Uit het onderzoek blijkt dat het nog niet goed gaat met duurzaam inkopen. 73% van de

leerlingenvervoeraanbestedingen, 83% van de Wmo-aanbestedingen en 75 % van de aanbestedingen voor het eigen wagenpark voldeden niet aan de minimum criteria voor duurzaam inkopen.

Verdergaande of alternatieve eisen worden nauwelijks gesteld. De gemeenten die het goed doen, hebben allemaal een college met ambitie én concrete doelen voor de inkoop én dat er op toeziet dat die ambities in de praktijk ook echt schone, zuinige en klimaatvriendelijke voertuigen opleveren.

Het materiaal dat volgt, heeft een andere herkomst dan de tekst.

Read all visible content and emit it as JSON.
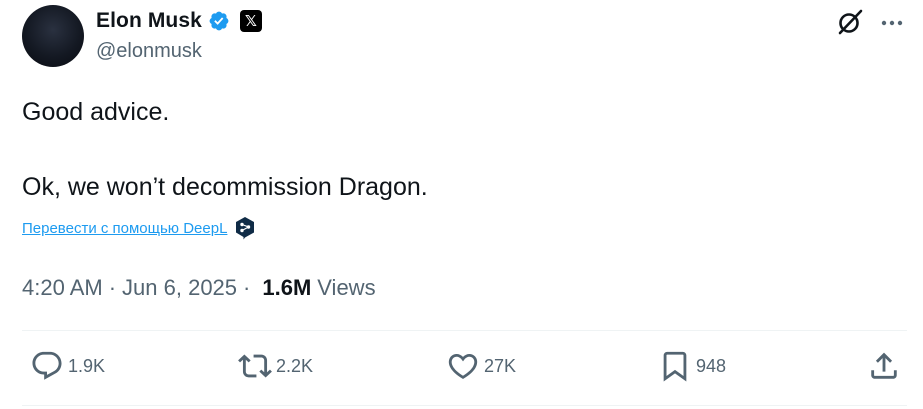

De landelijke minimumeisen en gunningscriteria voor WMO en leerlingevervoer zijn verouderd en blijken onvoldoende om duurzaamheid te borgen. Zo gaan de klimaateisen veel minder ver dan wat al gangbaar is in de zakelijke markt en zijn de luchteisen zo weinig ambitieus dat sterk vervuilende nog als duurzaam gelden. Ook komen veel kosteneffectieve maatregelen niet in de eisen terug.

Het rapport doet de volgende aanbevelingen Voor de rijksoverheid:

 Zorg zo snel mogelijk voor een update en aanscherping van de minimum en de gunningscriteria.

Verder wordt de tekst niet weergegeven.